-
[pdf]
[bibtex]@InProceedings{Lou_2022_CVPR, author = {Lou, Qian and Hsu, Yen-Chang and Uzkent, Burak and Hua, Ting and Shen, Yilin and Jin, Hongxia}, title = {Lite-MDETR: A Lightweight Multi-Modal Detector}, booktitle = {Proceedings of the IEEE/CVF Conference on Computer Vision and Pattern Recognition (CVPR)}, month = {June}, year = {2022}, pages = {12206-12215} }
Lite-MDETR: A Lightweight Multi-Modal Detector
Abstract
Recent multi-modal detectors based on transformers and modality encoders have successfully achieved impressive results on end-to-end visual object detection conditioned on a raw text query.

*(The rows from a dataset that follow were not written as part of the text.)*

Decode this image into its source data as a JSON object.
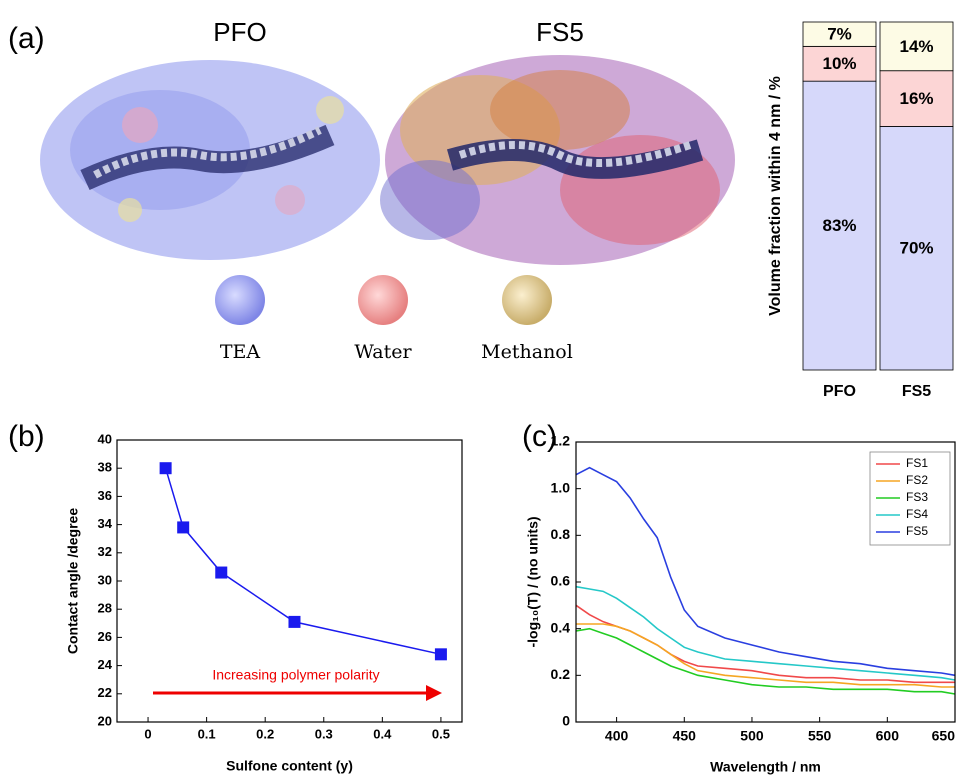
{
  "chart_data": [
    {
      "type": "stacked_bar",
      "label": "(a)",
      "structure_titles": [
        "PFO",
        "FS5"
      ],
      "ylabel": "Volume fraction within 4 nm / %",
      "categories": [
        "PFO",
        "FS5"
      ],
      "ylim": [
        0,
        100
      ],
      "series": [
        {
          "name": "TEA",
          "color": "#d6d8fa",
          "sphere_color": "#8f96ea",
          "values": [
            83,
            70
          ],
          "value_labels": [
            "83%",
            "70%"
          ]
        },
        {
          "name": "Water",
          "color": "#fcd5d5",
          "sphere_color": "#e98f8f",
          "values": [
            10,
            16
          ],
          "value_labels": [
            "10%",
            "16%"
          ]
        },
        {
          "name": "Methanol",
          "color": "#fdfbe5",
          "sphere_color": "#dcc68a",
          "values": [
            7,
            14
          ],
          "value_labels": [
            "7%",
            "14%"
          ]
        }
      ]
    },
    {
      "type": "scatter_line",
      "label": "(b)",
      "xlabel": "Sulfone content (y)",
      "ylabel": "Contact angle /degree",
      "annotation": "Increasing polymer polarity",
      "color": "#1a1aee",
      "x": [
        0.03,
        0.06,
        0.125,
        0.25,
        0.5
      ],
      "y": [
        38,
        33.8,
        30.6,
        27.1,
        24.8
      ],
      "xlim": [
        -0.053,
        0.536
      ],
      "xticks": [
        0,
        0.1,
        0.2,
        0.3,
        0.4,
        0.5
      ],
      "ylim": [
        20,
        40
      ],
      "yticks": [
        20,
        22,
        24,
        26,
        28,
        30,
        32,
        34,
        36,
        38,
        40
      ]
    },
    {
      "type": "line",
      "label": "(c)",
      "xlabel": "Wavelength / nm",
      "ylabel": "-log₁₀(T) / (no units)",
      "legend": "upper right",
      "x": [
        370,
        380,
        390,
        400,
        410,
        420,
        430,
        440,
        450,
        460,
        480,
        500,
        520,
        540,
        560,
        580,
        600,
        620,
        640,
        650
      ],
      "xlim": [
        370,
        650
      ],
      "xticks": [
        400,
        450,
        500,
        550,
        600,
        650
      ],
      "ylim": [
        0,
        1.2
      ],
      "yticks": [
        0,
        0.2,
        0.4,
        0.6,
        0.8,
        {
          "value": 1,
          "label": "1.0"
        },
        1.2
      ],
      "series": [
        {
          "name": "FS1",
          "color": "#f0494a",
          "values": [
            0.5,
            0.46,
            0.43,
            0.41,
            0.39,
            0.36,
            0.33,
            0.29,
            0.26,
            0.24,
            0.23,
            0.22,
            0.2,
            0.19,
            0.19,
            0.18,
            0.18,
            0.17,
            0.17,
            0.17
          ]
        },
        {
          "name": "FS2",
          "color": "#f5a623",
          "values": [
            0.42,
            0.42,
            0.42,
            0.41,
            0.39,
            0.36,
            0.33,
            0.29,
            0.25,
            0.22,
            0.2,
            0.19,
            0.18,
            0.17,
            0.17,
            0.16,
            0.16,
            0.16,
            0.15,
            0.15
          ]
        },
        {
          "name": "FS3",
          "color": "#22cc22",
          "values": [
            0.39,
            0.4,
            0.38,
            0.36,
            0.33,
            0.3,
            0.27,
            0.24,
            0.22,
            0.2,
            0.18,
            0.16,
            0.15,
            0.15,
            0.14,
            0.14,
            0.14,
            0.13,
            0.13,
            0.12
          ]
        },
        {
          "name": "FS4",
          "color": "#25c8c8",
          "values": [
            0.58,
            0.57,
            0.56,
            0.53,
            0.49,
            0.45,
            0.4,
            0.36,
            0.32,
            0.3,
            0.27,
            0.26,
            0.25,
            0.24,
            0.23,
            0.22,
            0.21,
            0.2,
            0.19,
            0.18
          ]
        },
        {
          "name": "FS5",
          "color": "#2a3fe0",
          "values": [
            1.06,
            1.09,
            1.06,
            1.03,
            0.96,
            0.87,
            0.79,
            0.62,
            0.48,
            0.41,
            0.36,
            0.33,
            0.3,
            0.28,
            0.26,
            0.25,
            0.23,
            0.22,
            0.21,
            0.2
          ]
        }
      ]
    }
  ]
}
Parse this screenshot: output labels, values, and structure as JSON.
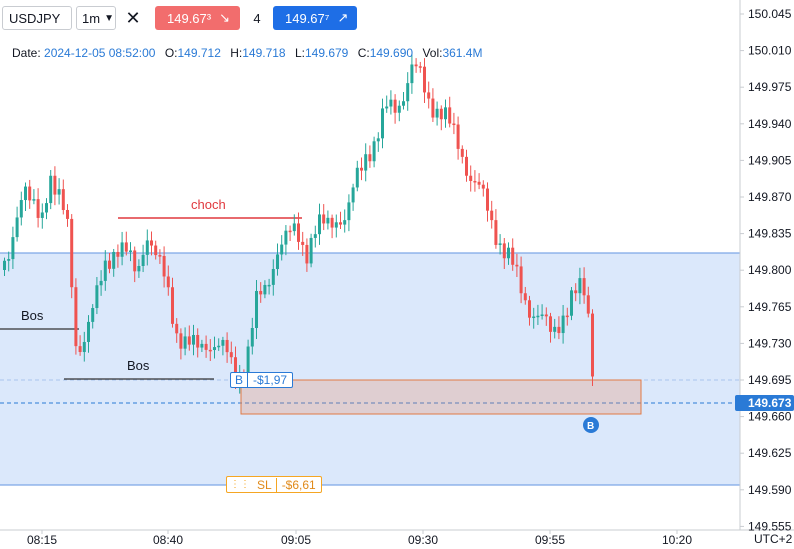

However, they require a large model size and an enormous amount of computations to achieve high performance, which makes it difficult to deploy mobile applications that are limited by tight hardware resources. In this paper, we present a Lightweight modulated detector, Lite-MDETR, to facilitate efficient end-to-end multi-modal understanding on mobile devices. The key primitive is that Dictionary-Lookup-Transformormations (DLT) is proposed to replace Linear Transformation (LT) in multi-modal detectors where each weight in Linear Transformation (LT) is approximately factorized into a smaller dictionary, index, and coefficient. This way, the enormous linear projection with weights is converted into lite linear projection with dictionaries, a few lookups and scalings with indices and coefficients. DLT can be directly applied to pre-trained detectors, removing the need to perform expensive training from scratch. To tackle the challenging training of DLT due to the non-differentiable index, we convert the index and coefficient into a sparse matrix, train this sparse matrix during the fine-tuning phase, and recover it back to index and coefficient during the inference phase. Extensive experiments on several tasks such as phrase grounding, referring expression comprehension and segmentation show that our Lite-MDETR achieves similar detection accuracy to the prior multi-modal detectors with ~ 4.1xmodel size reduction.